All prints use colorama for colored output.


Option 2: Fix or explain a GitHub repository

Overview

Option 2 uses gitingest and Gemini 2.5 Pro to analyze a public GitHub repository based on a natural language request from the user.

Flow in detail

When you select option 2:

  1. The app prints:

    === Option 2: fix or explain a GitHub repository ===
    
  2. It asks:

    Give me the full url of a public github repository (or 'q' to go back to the main menu):
    
  3. After you provide a valid github.com URL, the app asks:

    Tell me what you want me to fix/change/explain in that repository (or 'q' to go back to the main menu):
    
  4. The app then uses:

    gitingest.ingest(repo_url, include_submodules=False)

    to build a text digest of the repository. The digest joins:

    • Summary
    • Tree
    • Content

    It also limits the length of the digest using the constant:

    MAX_REPO_DIGEST_CHARS = 200_000

    If the digest is longer, it keeps the first part and adds a note that the digest was truncated.

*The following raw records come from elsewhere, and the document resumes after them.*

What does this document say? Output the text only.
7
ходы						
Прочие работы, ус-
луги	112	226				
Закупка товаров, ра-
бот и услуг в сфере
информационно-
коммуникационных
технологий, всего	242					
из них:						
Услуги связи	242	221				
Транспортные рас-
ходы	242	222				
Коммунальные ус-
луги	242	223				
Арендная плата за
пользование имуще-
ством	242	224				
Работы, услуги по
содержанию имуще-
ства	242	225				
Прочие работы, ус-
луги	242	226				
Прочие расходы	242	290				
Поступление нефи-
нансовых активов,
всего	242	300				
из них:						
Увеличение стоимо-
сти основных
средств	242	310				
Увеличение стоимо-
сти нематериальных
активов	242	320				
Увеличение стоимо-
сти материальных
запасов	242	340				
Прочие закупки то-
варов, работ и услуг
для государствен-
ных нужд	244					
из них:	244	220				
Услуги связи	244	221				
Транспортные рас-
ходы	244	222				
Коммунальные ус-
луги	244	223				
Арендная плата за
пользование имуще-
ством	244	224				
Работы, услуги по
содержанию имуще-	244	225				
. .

  5. A detailed prompt is built that includes:

    • Repository URL
    • The digest text
    • The user’s request

    The prompt instructs Gemini to:

    • Use only information from the digest
    • Mention file names and symbols when possible
    • Either propose concrete fixes or detailed explanations
  6. The prompt is sent to Gemini 2.5 Pro (model name gemini-2.5-pro).
    The response is printed directly to the console between:

    === Gemini 2.5 Pro answer ===
    ...
    === End of answer ===
    
  7. If gitingest is not installed, option 2 prints a clear message that it is required and suggests:

    pip install gitingest
    

    Then it returns to the main menu.


Option 3: Screen based realtime coding tips

Overview

Option 3 uses screen capture plus OCR plus GPT 5 mini to act as a realtime “code coach” that watches your screen and gives suggestions on code it sees.

Flow in detail

When you select option 3:

  1. The app prints:

    === Option 3: look at my screen and give realtime coding tips ===
    Perfect. Show me your screen and I will be giving you tips on how to improve the code I see.
    
  2. It checks that:

    • mss and numpy are installed
    • The rapidocr-openvino package is available
    • OPENAI_API_KEY is set and an OpenAI client can be created

    If any of these are missing or fail to initialize, the app prints a [screen-helper] error message and returns to the main menu.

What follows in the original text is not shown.